This morning I came across another article that writes about the Prosecco’s success story. To be honest, I am a bit tired of all these articles because they all show big nice positive numbers, but none tells the story from the producers’ point of view, who actually struggle to make it. No one writes about those people who are losing money by producing it or are obliged to stock it without the possibility to sell or bottle a percentage of their production as Prosecco.
Now you may ask, what does that mean? Fair question, probably only us, producers, deal with this problem and no one really talks about it because it is in no one’s interest to talk “bad” about Prosecco. Producers are too busy with their passion and with running after the trade, and the trade is too busy making sure the producers sell underpriced. The vicious circle of the supply and demand game makes it seem all wonderful.
Let me rewind and explain; in 2012 for the sake of controlling the market value of Prosecco through controlled volume releases, the Consortium of DOC Prosecco moved forward a request to the regions of Veneto and Friuli to stock 10% of the total production in the wineries. This meant that after harvesting and processing the grapes, producers found themselves with 10% of their Prosecco volumes blocked without the possibility to sell or bottle as Prosecco.
Thankfully, this prohibition ended in February 2013. Producers could face 2013 harvest with an empty winery if they wanted. At least this was the case for us. Luckily, during those stocking months the market value of the product remained stable, so producers were fairly happy.
The same request was forwarded again for the 2013 harvest, but instead of 10% of total production, we had to block 20%. The legislation approved by the Veneto Region on August 22, 2013 (right before harvest) says that we cannot sell 20% of our production until July 31, 2014 unless the Consortium decides otherwise. Until that date, we can sell it as Glera, which has no market value, or as IGT white wine, which has even less value. The “good” news is that few days ago the Consortium has asked to liberate 100.000 hectoliters, just under 1/3 of the stocked quantity.
The 20% of total production translated to my small winery looks like this: our total 2013 Prosecco DOC production was 230 hectoliters out of which 46 hectoliters are still sitting and resting in the winery. The value of blocked production if sold bulk as “IGT white wine” is equivalent to about €0.30/liter against average market price of €1.10 for Prosecco DOC (Prosecco DOC bulk prices). Can you see what’s wrong with this? Our production cost for Prosecco is about €0.60/liter (from vineyard to winery, excluding bottling, packaging, taxes, VAT). Now given these figures, anyone can see the unsuccessful business for us small producers.
The 20% of our production in proportion to our small size is an important number. What makes us angry is that it’s not us doing bad business, it’s the regulations that are forcing us into this unpleasant situation. We have Prosecco DOC in our wineries and cannot sell it as such, but if we want to start our harvest in a few months with an empty winery, we can sell the wine as a simple IGT white wine at 70% under its market value.

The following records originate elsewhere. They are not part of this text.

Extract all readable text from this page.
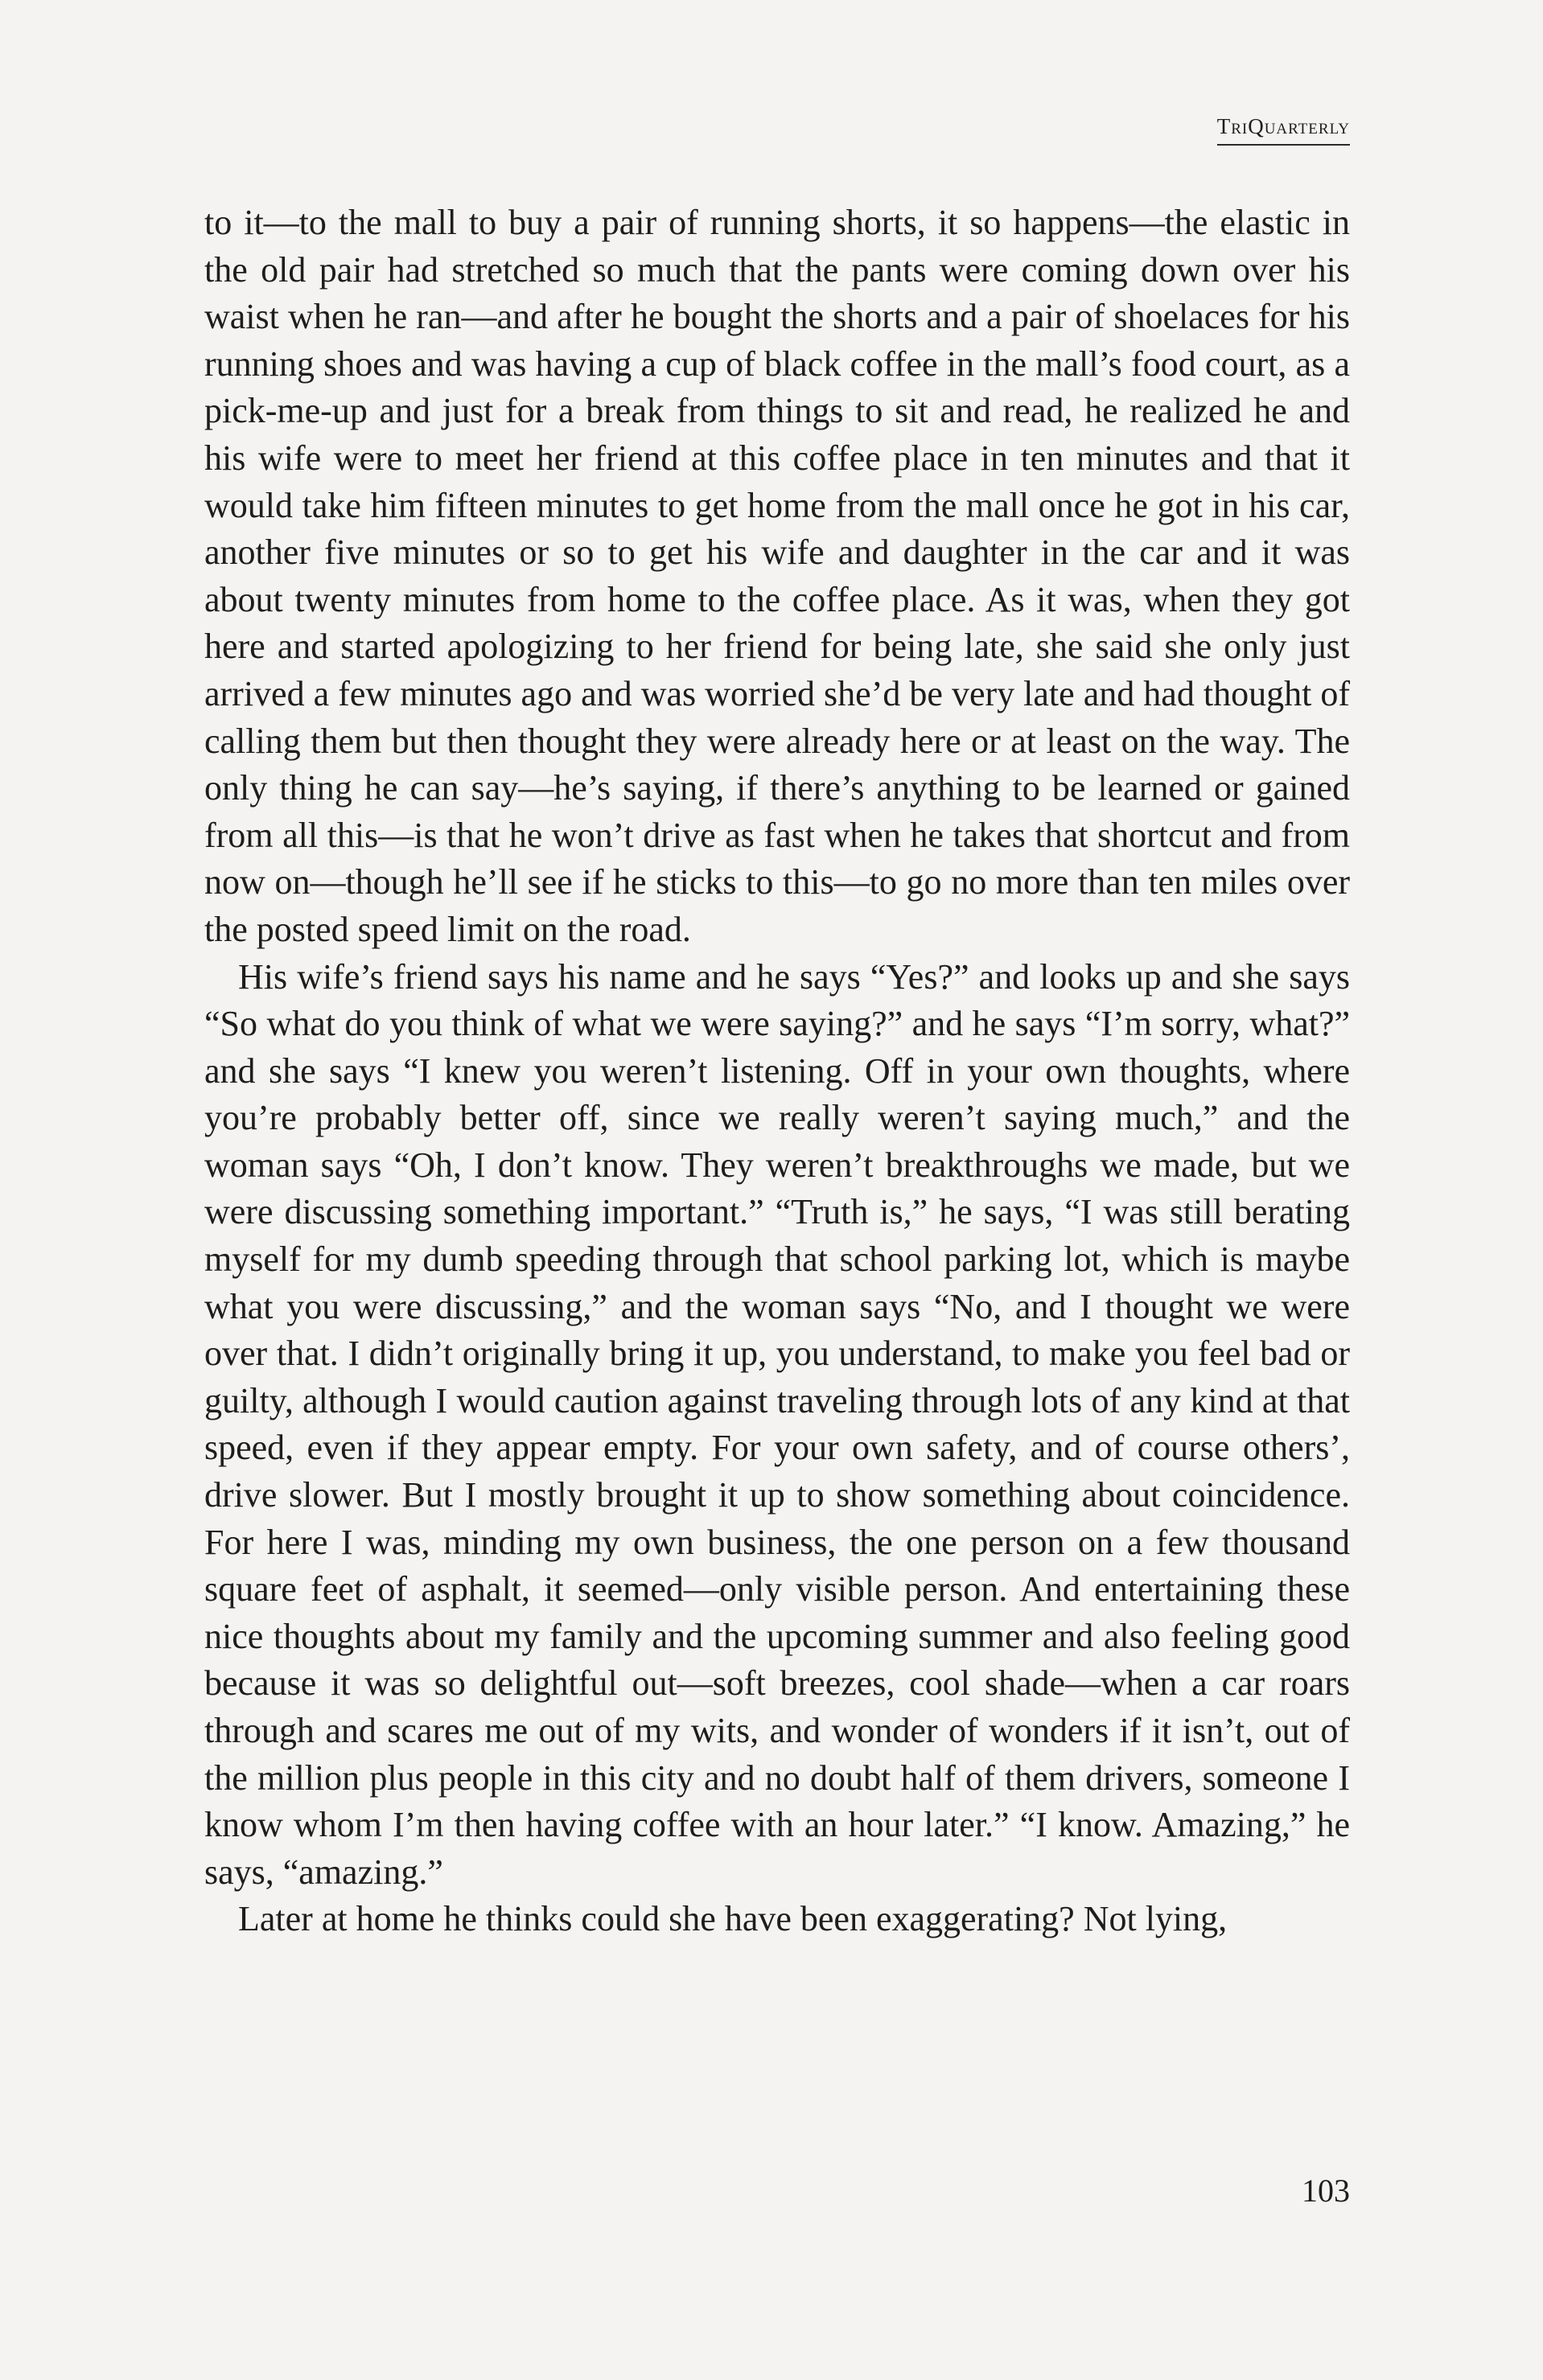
TriQuarterly

to it—to the mall to buy a pair of running shorts, it so happens—the elastic in the old pair had stretched so much that the pants were coming down over his waist when he ran—and after he bought the shorts and a pair of shoelaces for his running shoes and was having a cup of black coffee in the mall’s food court, as a pick-me-up and just for a break from things to sit and read, he realized he and his wife were to meet her friend at this coffee place in ten minutes and that it would take him fifteen minutes to get home from the mall once he got in his car, another five minutes or so to get his wife and daughter in the car and it was about twenty minutes from home to the coffee place. As it was, when they got here and started apologizing to her friend for being late, she said she only just arrived a few minutes ago and was worried she’d be very late and had thought of calling them but then thought they were already here or at least on the way. The only thing he can say—he’s saying, if there’s anything to be learned or gained from all this—is that he won’t drive as fast when he takes that shortcut and from now on—though he’ll see if he sticks to this—to go no more than ten miles over the posted speed limit on the road.

His wife’s friend says his name and he says “Yes?” and looks up and she says “So what do you think of what we were saying?” and he says “I’m sorry, what?” and she says “I knew you weren’t listening. Off in your own thoughts, where you’re probably better off, since we really weren’t saying much,” and the woman says “Oh, I don’t know. They weren’t breakthroughs we made, but we were discussing something important.” “Truth is,” he says, “I was still berating myself for my dumb speeding through that school parking lot, which is maybe what you were discussing,” and the woman says “No, and I thought we were over that. I didn’t originally bring it up, you understand, to make you feel bad or guilty, although I would caution against traveling through lots of any kind at that speed, even if they appear empty. For your own safety, and of course others’, drive slower. But I mostly brought it up to show something about coincidence. For here I was, minding my own business, the one person on a few thousand square feet of asphalt, it seemed—only visible person. And entertaining these nice thoughts about my family and the upcoming summer and also feeling good because it was so delightful out—soft breezes, cool shade—when a car roars through and scares me out of my wits, and wonder of wonders if it isn’t, out of the million plus people in this city and no doubt half of them drivers, someone I know whom I’m then having coffee with an hour later.” “I know. Amazing,” he says, “amazing.”

Later at home he thinks could she have been exaggerating? Not lying,

103
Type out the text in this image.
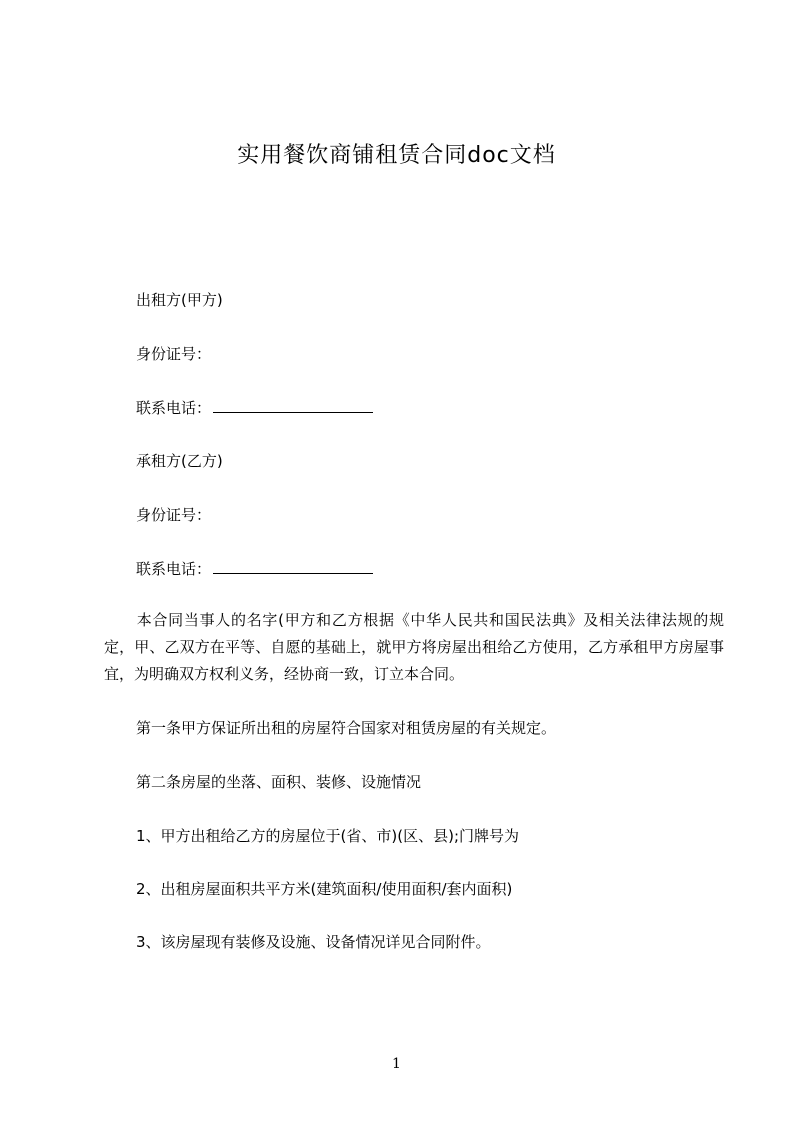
实用餐饮商铺租赁合同doc文档
出租方(甲方)
身份证号：
联系电话：
承租方(乙方)
身份证号：
联系电话：
本合同当事人的名字(甲方和乙方根据《中华人民共和国民法典》及相关法律法规的规定，甲、乙双方在平等、自愿的基础上，就甲方将房屋出租给乙方使用，乙方承租甲方房屋事宜，为明确双方权利义务，经协商一致，订立本合同。
第一条甲方保证所出租的房屋符合国家对租赁房屋的有关规定。
第二条房屋的坐落、面积、装修、设施情况
1、甲方出租给乙方的房屋位于(省、市)(区、县);门牌号为
2、出租房屋面积共平方米(建筑面积/使用面积/套内面积)
3、该房屋现有装修及设施、设备情况详见合同附件。
1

Great job done by the Consortiums to keep the market value stable and playing with the demand and supply seesaw game on the producers’ expenses. The funny thing is that we would have needed to buy from someone who still has over 20% of its production in stock to be able to bottle new Prosecco, while we still have our own wine resting in the casks in our winery. A lose-lose situation. Given the latest news, we can sell roughly 13 hectoliters and will still need to keep 33 hectoliters in the winery. Still a lose-lose situation.
Let me put some market figures in here: production area of Doc Prosecco is about 20.000 hectares distributed in nine provinces of Veneto and Friuli regions. More than 10.000 producers and more than 300 bottlers are moving this market forward. The 2013 total production was over 1.8 million hectoliters for approximately 240 million bottles, of which only 35% destined for the domestic market and the remaining 65% for export (source).
Today there are roughly 360.000 hectoliters of Prosecco still in the wineries, of which 100.000 will be “freed” for the sake of controlling the demand and supply chain. Important to note that these 20.000 hectares will reach their maximum production capacity in 2015, with a prediction of about 400 million bottles. If we look at the tendency, we can expect to have to block 30% or more of this year’s production, always for the sake of the market demand and supply.
If we have to store production because there is not enough demand, or to keep market prices, are we sure it was a good decision back in 2009 to increase the production area from only one province to nine provinces? Unfortunately, there is much politics involved for the “sake of few” big players. The business outlook for small producers like us is not good at all. We have higher production costs, and can’t even sell our wines because of market politics. We simply can’t compete with on-shelf prices that are lower than our finished bottle cost.
We can deduct that this huge BOOM in sales of Prosecco is not enough to absorb the even bigger production quantities, and the future is not bright! If this prohibition continues, producers will start 2014 harvest with 2013 Prosecco DOC in stock, unless they sell as IGT white wine underpriced. If they decide to stock it and sell once the blockage is over the markets will get the 2013 Prosecco sold maybe late 2014 and beginning of 2015, and we all know that Prosecco is not for aging. You have been warned!
So what can a small winery do? Be creative and be better! There are many opportunities outside the Prosecco world!